Curling is big in Japan – CBC Sports

EDMONTON — The legacy of the 1998 Nagano Olympics is starting to pay off for curling in Japan.

Not since those Games has the Japanese men’s team curled in the Olympics. But nearly 20 years later, with a strong finish at the World Men’s Curling Championship, Japan will qualify and be back curling in the Olympics.

And there are all sorts of connections to that team present this week in Edmonton.

Japan’s skip at the ’98 Olympics, Makoto Tsuruga, is working all of Japan’s games for NHK. It’s the first time the state broadcaster is showing the men’s world curling championship.

“It’s an honour to be here to commentate these games. This is important to me,” Tsuruga said.

Tsuruga was just 20 years old when he skipped the Japanese team in front of a home crowd at the Olympics in 1998. He only started playing the game six years before that. And if all of that wasn’t difficult enough, Tsuruga’s first taste of international competition at the senior level (he played in the ’97 world juniors) came against Canada.

“We lost but it was a good game and a dream to play them,” he said. “We had no experience. Not easy.”

Canada’s team, skipped by Mike Harris, beat Japan 7-4 in the opening draw. Tsuruga finished the Olympics with a 3-4 record.

Watching it all from the front row of the arena in Karuizawa were two young brothers, Yusuke and Kosuke Morozumi. As fate would have it, that introduction to the game has propelled the two onto Japan’s men’s curling team.
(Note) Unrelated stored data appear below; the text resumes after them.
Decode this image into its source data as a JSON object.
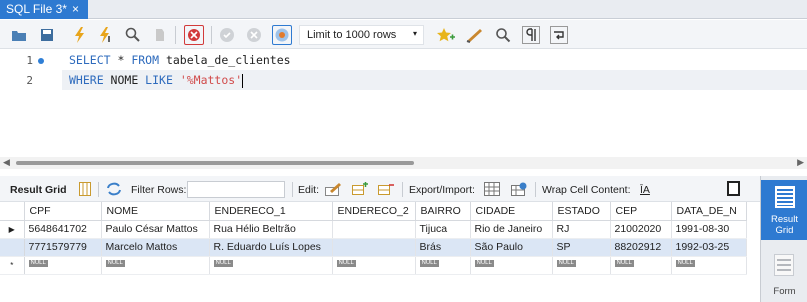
{
  "tab": {
    "title": "SQL File 3*",
    "close": "×"
  },
  "toolbar": {
    "icons": [
      "folder-open-icon",
      "save-icon",
      "execute-icon",
      "execute-cursor-icon",
      "explain-icon",
      "stop-icon",
      "toggle-continue-icon",
      "commit-icon",
      "rollback-icon",
      "autocommit-icon",
      "favorite-add-icon",
      "beautify-icon",
      "find-icon",
      "invisible-chars-icon",
      "wrap-icon"
    ],
    "limit_label": "Limit to 1000 rows",
    "limit_arrow": "▾"
  },
  "editor": {
    "line_numbers": [
      "1",
      "2"
    ],
    "line1": {
      "kw1": "SELECT",
      "rest1": " * ",
      "kw2": "FROM",
      "rest2": " tabela_de_clientes"
    },
    "line2": {
      "kw1": "WHERE",
      "rest1": " NOME ",
      "kw2": "LIKE",
      "space": " ",
      "str": "'%Mattos'"
    }
  },
  "result_toolbar": {
    "result_grid": "Result Grid",
    "filter_rows": "Filter Rows:",
    "edit": "Edit:",
    "export_import": "Export/Import:",
    "wrap_cell": "Wrap Cell Content:",
    "wrap_glyph": "ĪA"
  },
  "grid": {
    "columns": [
      "CPF",
      "NOME",
      "ENDERECO_1",
      "ENDERECO_2",
      "BAIRRO",
      "CIDADE",
      "ESTADO",
      "CEP",
      "DATA_DE_N"
    ],
    "rows": [
      {
        "marker": "▶",
        "cells": [
          "5648641702",
          "Paulo César Mattos",
          "Rua Hélio Beltrão",
          "",
          "Tijuca",
          "Rio de Janeiro",
          "RJ",
          "21002020",
          "1991-08-30"
        ]
      },
      {
        "marker": "",
        "cells": [
          "7771579779",
          "Marcelo Mattos",
          "R. Eduardo Luís Lopes",
          "",
          "Brás",
          "São Paulo",
          "SP",
          "88202912",
          "1992-03-25"
        ]
      }
    ],
    "new_row_marker": "*",
    "null_label": "NULL"
  },
  "side_panel": {
    "result_grid_label_1": "Result",
    "result_grid_label_2": "Grid",
    "form_label": "Form"
  },
  "colors": {
    "accent": "#2e7ad1",
    "keyword": "#2e6bbd",
    "string": "#d14b4b",
    "selected_row": "#dbe6f5"
  }
}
Yusuke is the skip. Kosuke is the lead. And it was Tsuruga who inspired them to play.

“We have played together and played against each other over the years. It was such a moment,” Tsuruga said. “We talk a lot about curling.”

TV time

A flock of reporters follows the Japanese team’s every move at the world championship in Edmonton. (Devin Heroux/CBC Sports)

For the past eight years NHK has been covering women’s curling, a much more successful and popular segment of the game in Japan. It has a lot to with how competitive the country’s women’s program has been, including making it to every Olympics since 1998.
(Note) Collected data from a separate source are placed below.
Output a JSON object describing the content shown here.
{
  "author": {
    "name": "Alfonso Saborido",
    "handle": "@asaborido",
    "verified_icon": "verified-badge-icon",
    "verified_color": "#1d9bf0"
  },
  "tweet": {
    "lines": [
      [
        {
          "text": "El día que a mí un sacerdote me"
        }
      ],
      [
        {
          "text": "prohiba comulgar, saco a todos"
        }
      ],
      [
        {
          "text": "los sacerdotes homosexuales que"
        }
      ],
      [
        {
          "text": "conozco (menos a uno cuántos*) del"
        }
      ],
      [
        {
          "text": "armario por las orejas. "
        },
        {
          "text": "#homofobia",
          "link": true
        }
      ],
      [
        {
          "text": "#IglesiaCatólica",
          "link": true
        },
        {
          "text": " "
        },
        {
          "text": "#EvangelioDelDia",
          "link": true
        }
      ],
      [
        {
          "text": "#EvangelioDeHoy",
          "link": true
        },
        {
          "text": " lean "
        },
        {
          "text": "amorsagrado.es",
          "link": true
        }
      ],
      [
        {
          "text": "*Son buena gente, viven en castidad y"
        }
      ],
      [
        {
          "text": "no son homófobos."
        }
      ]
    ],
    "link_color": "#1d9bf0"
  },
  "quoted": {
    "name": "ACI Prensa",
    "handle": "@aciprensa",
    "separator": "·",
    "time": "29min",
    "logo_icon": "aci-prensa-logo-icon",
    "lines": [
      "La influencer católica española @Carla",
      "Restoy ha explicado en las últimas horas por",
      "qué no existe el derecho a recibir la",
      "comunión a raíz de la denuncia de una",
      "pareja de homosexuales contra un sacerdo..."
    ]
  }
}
But now a crew of 17 people — including production staff, reporters and commentators — are in Edmonton covering every Japanese men’s curling shot.

“Ten years ago curling was very minor,” Sawako Muramatsu said. “But now many people can curl because new arenas are being built in Japan for curling.”

Muramatsu is one of the lead producers of curling for NHK. She’s led the broadcast plan for eight years.

“Curling is very important for NHK. We broadcast all curling games live now,” she said.

NHK broadcasted the men’s national championship across Japan recently and averaged about one million viewers per game. Now, with the team closing in on an Olympic berth, Muramatsu says more and more people are watching the games back home.

“Men’s curling is very powerful and speedy and we want to show that to our viewers.”